Finite algebraic models of processes in space

One can divide three space into unit cubes and call this the first subdivision. Subdivide once more by cutting each cube into eight identical smaller cubes. Each cell, that is, each vertex, each edge, each face and each cube of this second subdivision is canonically labeled by a pair of cells $[a,b]$ of the first subdivision where $a$ is contained in $b$ [with $a=b$ being allowed].
One can define a partial semigroup structure on such pairs by $[a,b] [b',c] = [a,c]$ iff $b=b'$. In this way the linear combinations of cells in the second subdivision becomes an associative algebra, where we define the product of generators to be zero if $b$ is different from $b'$ and by the semigroup product otherwise.
If $d$ denotes the coboundary operator of algebraic topology, then d is a derivation of this associative algebra. This algebra is quite noncommutative. Its associated graded Lie algebra is solvable with commutator sub Lie algebra a three step nilpotent Lie algebra. We can continue to form a third subdivision in the same way by cutting up the second subdivision. We can again define an algebra structure as above using the labeling of the cells in the third subdivision by related pairs of cells of the second subdivision.We continue in this way subdividing and defining new algebra structures at each level.
One can make everything finite dimensional at each level of subdivision by imposing triply periodic boundary conditions of length one. One obtains from the subdivisions an inverse system of finite dimensional real linear spaces of cochains related by cochain mappings. A cochain at a finer level defines a cochain at a coarser level by finite integration. These cochain mappings respect d but only preserve the algebra structures in an approximate sense. For example, at the level of cohomology the algebra structure is preserved.
We say a sequence of cochains at various levels tending to infinity converges iff for each finite level the tail of the sequence projected to that level converges in the finite dimensional real vector space of cochains there.
Question one:
Give conditions on two convergent sequences that the products of the sequence elements [projected if need be] at the various levels also converges.
One can show that a continuity condition on values of cochains on parallel faces of cubes at each level implies products converge. Moreover, the limit is graded commutative and is consistent with the wedge product of differential forms.
Question two:
Define and study the Poincare-Hodge star operator
One can amalgamate the cells of the second subdivision one way to get the first subdivision. Amalgamating a second way gives the unit cube decomposition which is Poincare dual to the first subdivision. Note that this means that cutting up the unit size dual decomposition also leads to the second subdivision. Similarly two amalgamations of the third subdivision give both the second subdivision and its Poincare dual decomposition. And so forth...

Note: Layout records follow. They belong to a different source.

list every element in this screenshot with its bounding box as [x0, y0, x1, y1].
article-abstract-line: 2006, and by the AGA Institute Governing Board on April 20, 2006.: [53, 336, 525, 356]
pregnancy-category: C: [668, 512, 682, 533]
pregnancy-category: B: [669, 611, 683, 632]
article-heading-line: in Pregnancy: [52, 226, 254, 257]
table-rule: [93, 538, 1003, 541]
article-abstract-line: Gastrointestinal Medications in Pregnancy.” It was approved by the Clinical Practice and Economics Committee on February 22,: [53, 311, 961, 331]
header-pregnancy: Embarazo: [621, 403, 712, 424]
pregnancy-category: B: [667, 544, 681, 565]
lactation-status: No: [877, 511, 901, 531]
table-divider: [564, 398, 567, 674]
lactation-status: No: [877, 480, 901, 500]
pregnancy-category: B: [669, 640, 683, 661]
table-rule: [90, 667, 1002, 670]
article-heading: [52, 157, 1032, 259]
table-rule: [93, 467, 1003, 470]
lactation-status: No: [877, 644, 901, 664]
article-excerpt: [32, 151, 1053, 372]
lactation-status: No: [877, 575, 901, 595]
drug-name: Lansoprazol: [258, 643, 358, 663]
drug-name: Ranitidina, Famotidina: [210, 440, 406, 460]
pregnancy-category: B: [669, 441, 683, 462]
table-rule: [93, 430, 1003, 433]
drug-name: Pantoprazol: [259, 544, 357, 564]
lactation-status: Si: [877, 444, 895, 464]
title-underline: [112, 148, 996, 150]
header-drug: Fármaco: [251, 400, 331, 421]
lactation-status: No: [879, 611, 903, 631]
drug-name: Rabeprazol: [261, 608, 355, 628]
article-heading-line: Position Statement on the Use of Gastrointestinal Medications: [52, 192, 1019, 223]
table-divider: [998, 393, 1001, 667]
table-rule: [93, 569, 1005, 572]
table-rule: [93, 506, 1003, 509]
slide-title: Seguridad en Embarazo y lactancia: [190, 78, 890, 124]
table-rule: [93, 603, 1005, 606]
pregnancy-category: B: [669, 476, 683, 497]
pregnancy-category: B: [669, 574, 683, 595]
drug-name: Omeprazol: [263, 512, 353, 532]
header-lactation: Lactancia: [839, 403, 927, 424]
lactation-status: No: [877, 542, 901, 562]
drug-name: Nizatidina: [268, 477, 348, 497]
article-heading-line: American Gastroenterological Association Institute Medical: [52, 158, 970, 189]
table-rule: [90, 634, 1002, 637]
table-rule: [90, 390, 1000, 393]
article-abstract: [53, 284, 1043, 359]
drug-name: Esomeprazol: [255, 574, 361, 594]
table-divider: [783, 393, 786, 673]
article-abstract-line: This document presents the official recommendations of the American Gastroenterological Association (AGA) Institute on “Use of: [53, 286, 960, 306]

One has at each level the Poincare combinatorial star operator providing bijections between one cells and two cells [and between zero cells and three cells] of these dual pairs of amalgamations of the next subdivision.
One is interested in convergence properties of these combinatorial star operators.
One can use these operations, the products, the star operators and the differentials to make finite dimensional algebraic models of Riemannian manifolds and finite dimensional ODES modeling the evolution equations of fluid motion.